How deepsense.ai Tracked and Analyzed 120K+ Models Using Neptune
deepsense.ai is an AI-focused software services company that delivers ML-based end-to-end solutions to enterprises in retail, manufacturing, financial, and other sectors.
We spoke to Patryk Miziuła, who led an interesting project that deepsense.ai delivered for a leading Central and Eastern European (CEE) food company. The task was to leverage machine learning to analyze the impact of promotional campaigns on sales increase.
The challenge
The project was fairly complex, as it included:
- Vast amounts of data from multiple sources.
- Various product types, contractors, and promotional strategies.
Due to the unique promotional dynamics for each product type and contractor, the team trained over 120,000 models to address more than 7,000 subproblems.
With no experiment tracking in place, this would quickly turn into chaos, eventually resulting in missed deadlines and huge technical delays.
So, the team started to look for a tool that would allow them to:
- Efficiently track and manage a huge amount of metadata;
- Create robust visualizations and dashboards to compare 120k+ models;
- Collaborate within the team to make sure no work is duplicated and everybody works in sync.
The team used Neptune previously for other projects, and they enjoyed the convenient API, as well as user friendly UI and good customer support. So they decided to give it a go here, too.
Efficient logging and saving of metadata
A single ML experiment generates a lot of metadata, including metrics (training/validation/testing), results (graphs/charts/plots, and numeric data), and model artifacts. If you multiply this by thousands of runs, you have a real metadata management problem.
Luckily, it wasn’t a problem for Neptune. It lets you efficiently track and manage an extensive number of experiments and models. One workaround the team had to do was to view experiments in batches as the UI couldn’t display >100k experiments at once.
In addition to experiments, they also logged pickled models from the experiment run directly to experiment metadata, resulting in easy access.
Integrating hyperparameter optimization with experiment tracking
Patryk’s team utilized Optuna to optimize and monitor the hyperparameters of those 120k experiments. They particularly liked the seamless integration of Optuna with Neptune. They logged CSV containing feature sets from Optuna to Neptune.

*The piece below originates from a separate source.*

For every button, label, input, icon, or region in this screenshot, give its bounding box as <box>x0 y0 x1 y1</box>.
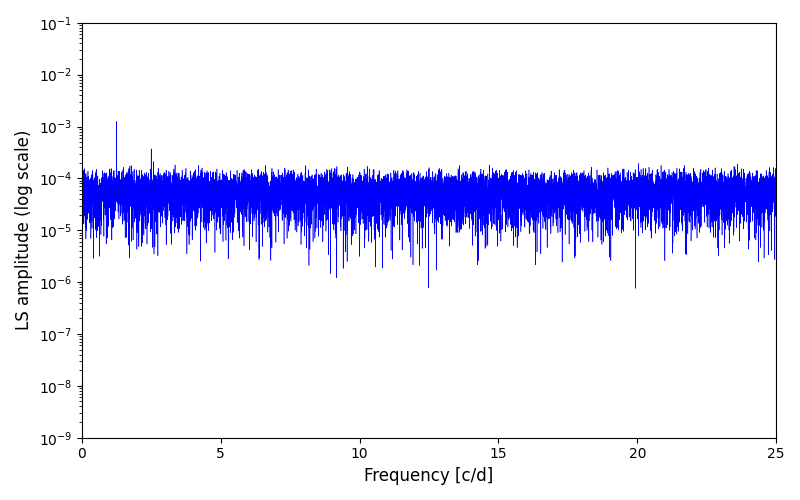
Y-axis label: LS amplitude (log scale): LS amplitude (log scale) <box>15 130 33 330</box>
X-axis label: Frequency [c/d]: Frequency [c/d] <box>364 467 494 485</box>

Generating relevant visualizations
A large part of the team’s workflow involved running and comparing experiments with plots and graphs. However, it becomes tedious to look through metric plots one by one in a static environment.

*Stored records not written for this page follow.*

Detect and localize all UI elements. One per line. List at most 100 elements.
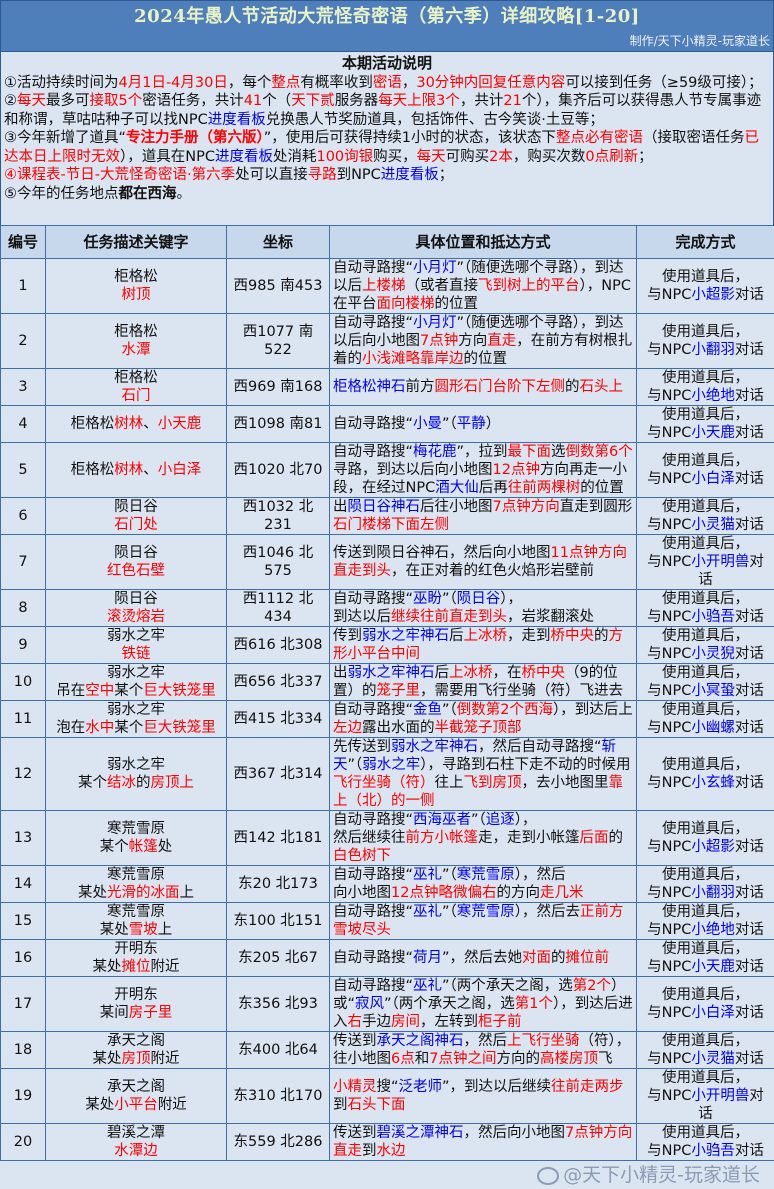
completion-suffix: 对话 xyxy=(735,471,764,487)
highlight-segment: 对面 xyxy=(522,950,551,966)
highlight-segment: 巫礼 xyxy=(413,978,442,994)
task-completion: 使用道具后，与NPC小超影对话 xyxy=(637,811,774,866)
highlight-segment: 整点 xyxy=(271,75,300,91)
keyword-line: 承天之阁 xyxy=(49,1078,223,1096)
highlight-segment: 进度看板 xyxy=(215,149,273,165)
completion-line: 使用道具后， xyxy=(640,756,771,774)
highlight-segment: 梅花鹿 xyxy=(413,444,457,460)
keyword-line: 柜格松 xyxy=(49,369,223,387)
highlight-segment: 第1个 xyxy=(515,996,553,1012)
highlight-segment: 水潭 xyxy=(122,342,151,358)
task-number: 14 xyxy=(1,866,46,903)
task-coordinates: 西1020 北70 xyxy=(227,443,330,498)
completion-suffix: 对话 xyxy=(735,683,764,699)
completion-line: 使用道具后， xyxy=(640,1124,771,1142)
completion-npc-line: 与NPC小绝地对话 xyxy=(640,387,771,405)
text-segment: 柜格松 xyxy=(114,324,158,340)
keyword-line: 泡在水中某个巨大铁笼里 xyxy=(49,719,223,737)
highlight-segment: 飞行坐骑（符） xyxy=(333,775,435,791)
completion-prefix: 与NPC xyxy=(647,1005,691,1021)
highlight-segment: 飞到房顶 xyxy=(464,775,522,791)
task-completion: 使用道具后，与NPC小开明兽对话 xyxy=(637,535,774,590)
task-keyword: 柜格松水潭 xyxy=(46,314,227,369)
keyword-line: 弱水之牢 xyxy=(49,756,223,774)
task-keyword: 柜格松树林、小天鹿 xyxy=(46,406,227,443)
completion-prefix: 与NPC xyxy=(647,388,691,404)
npc-name: 小翻羽 xyxy=(691,885,735,901)
task-location-description: 自动寻路搜“金鱼”（倒数第2个西海），到达后上左边露出水面的半截笼子顶部 xyxy=(330,701,637,738)
completion-line: 使用道具后， xyxy=(640,590,771,608)
text-segment: ”（ xyxy=(442,904,457,920)
text-segment: 开明东 xyxy=(114,987,158,1003)
highlight-segment: 桥中央 xyxy=(551,628,595,644)
highlight-segment: 飞到树上的平台 xyxy=(478,278,580,294)
completion-prefix: 与NPC xyxy=(647,683,691,699)
text-segment: 传送到陨日谷神石，然后向小地图 xyxy=(333,545,551,561)
task-number: 15 xyxy=(1,903,46,940)
text-segment: 弱水之牢 xyxy=(107,702,165,718)
task-keyword: 弱水之牢吊在空中某个巨大铁笼里 xyxy=(46,664,227,701)
task-location-description: 传送到陨日谷神石，然后向小地图11点钟方向直走到头，在正对着的红色火焰形岩壁前 xyxy=(330,535,637,590)
highlight-segment: 酒大仙 xyxy=(435,480,479,496)
completion-npc-line: 与NPC小驺吾对话 xyxy=(640,608,771,626)
task-number: 4 xyxy=(1,406,46,443)
text-segment: 某处 xyxy=(93,1051,122,1067)
completion-npc-line: 与NPC小玄蜂对话 xyxy=(640,774,771,792)
text-segment: 自动寻路搜“ xyxy=(333,591,413,607)
text-segment: 和 xyxy=(415,1051,430,1067)
completion-npc-line: 与NPC小冥蛩对话 xyxy=(640,682,771,700)
keyword-line: 碧溪之潭 xyxy=(49,1124,223,1142)
highlight-segment: 直走 xyxy=(487,333,516,349)
task-number: 9 xyxy=(1,627,46,664)
text-segment: 到NPC xyxy=(337,167,381,183)
completion-suffix: 对话 xyxy=(735,388,764,404)
text-segment: ”，使用后可获得持续1小时的状态，该状态下 xyxy=(264,130,556,146)
highlight-segment: 半截笼子顶部 xyxy=(435,720,522,736)
npc-name: 小幽螺 xyxy=(691,720,735,736)
text-segment: 开明东 xyxy=(114,941,158,957)
completion-prefix: 与NPC xyxy=(647,471,691,487)
text-segment: 陨日谷 xyxy=(114,545,158,561)
highlight-segment: 小平台 xyxy=(114,1097,158,1113)
highlight-segment: 摊位前 xyxy=(566,950,610,966)
task-location-description: 自动寻路搜“小曼”（平静） xyxy=(330,406,637,443)
completion-suffix: 对话 xyxy=(735,1005,764,1021)
text-segment: 的 xyxy=(609,830,624,846)
highlight-segment: 房顶上 xyxy=(151,775,195,791)
highlight-segment: 往前走两步 xyxy=(551,1079,624,1095)
text-segment: ”（ xyxy=(442,702,457,718)
text-segment: 的方向 xyxy=(496,885,540,901)
keyword-line: 柜格松 xyxy=(49,323,223,341)
text-segment: 可以接到任务（≥59级可接）； xyxy=(565,75,762,91)
task-completion: 使用道具后，与NPC小白泽对话 xyxy=(637,977,774,1032)
completion-suffix: 对话 xyxy=(735,922,764,938)
task-coordinates: 西1112 北434 xyxy=(227,590,330,627)
intro-item: ③今年新增了道具“专注力手册（第六版）”，使用后可获得持续1小时的状态，该状态下… xyxy=(4,129,770,166)
highlight-segment: 4月1日-4月30日 xyxy=(119,75,228,91)
completion-line: 使用道具后， xyxy=(640,369,771,387)
text-segment: 的位置 xyxy=(464,351,508,367)
text-segment: 的位置 xyxy=(580,480,624,496)
text-segment: ③今年新增了道具“ xyxy=(4,130,126,146)
text-segment: 的位置 xyxy=(435,296,479,312)
completion-line: 使用道具后， xyxy=(640,820,771,838)
task-location-description: 自动寻路搜“巫礼”（两个承天之阁，选第2个）或“寂风”（两个承天之阁，选第1个）… xyxy=(330,977,637,1032)
completion-suffix: 对话 xyxy=(735,646,764,662)
keyword-line: 寒荒雪原 xyxy=(49,903,223,921)
text-segment: 自动寻路搜“ xyxy=(333,867,413,883)
highlight-segment: 30分钟内回复任意内容 xyxy=(416,75,565,91)
highlight-segment: 巨大铁笼里 xyxy=(143,720,216,736)
highlight-segment: 进度看板 xyxy=(208,112,266,128)
completion-line: 使用道具后， xyxy=(640,268,771,286)
completion-prefix: 与NPC xyxy=(647,1143,691,1159)
text-segment: ①活动持续时间为 xyxy=(4,75,119,91)
task-keyword: 碧溪之潭水潭边 xyxy=(46,1124,227,1161)
npc-name: 小驺吾 xyxy=(691,609,735,625)
task-completion: 使用道具后，与NPC小开明兽对话 xyxy=(637,1069,774,1124)
text-segment: 走，走到小帐篷 xyxy=(478,830,580,846)
task-number: 17 xyxy=(1,977,46,1032)
highlight-segment: 滚烫熔岩 xyxy=(107,609,165,625)
text-segment: 陨日谷 xyxy=(114,591,158,607)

Neptune addressed this thanks to a flexible and customizable UI. They created dynamic dashboards to compare multiple runs on a single plot. This saved time and was much more efficient and collaborative.
The results
- Tracked 120k+ experiments without worrying about storage deficits, disk failures, and synchronization of metadata to Neptune.
- Enhanced productivity and decision-making through advanced data visualization and experiment tracking.
- Saved weeks thanks to managing experiments with Neptune instead of manual methods.
- Successfully analysed the impact of promotional campaigns on sales for hundreds of products.
Thanks to Patryk Miziuła for his help in creating this case study!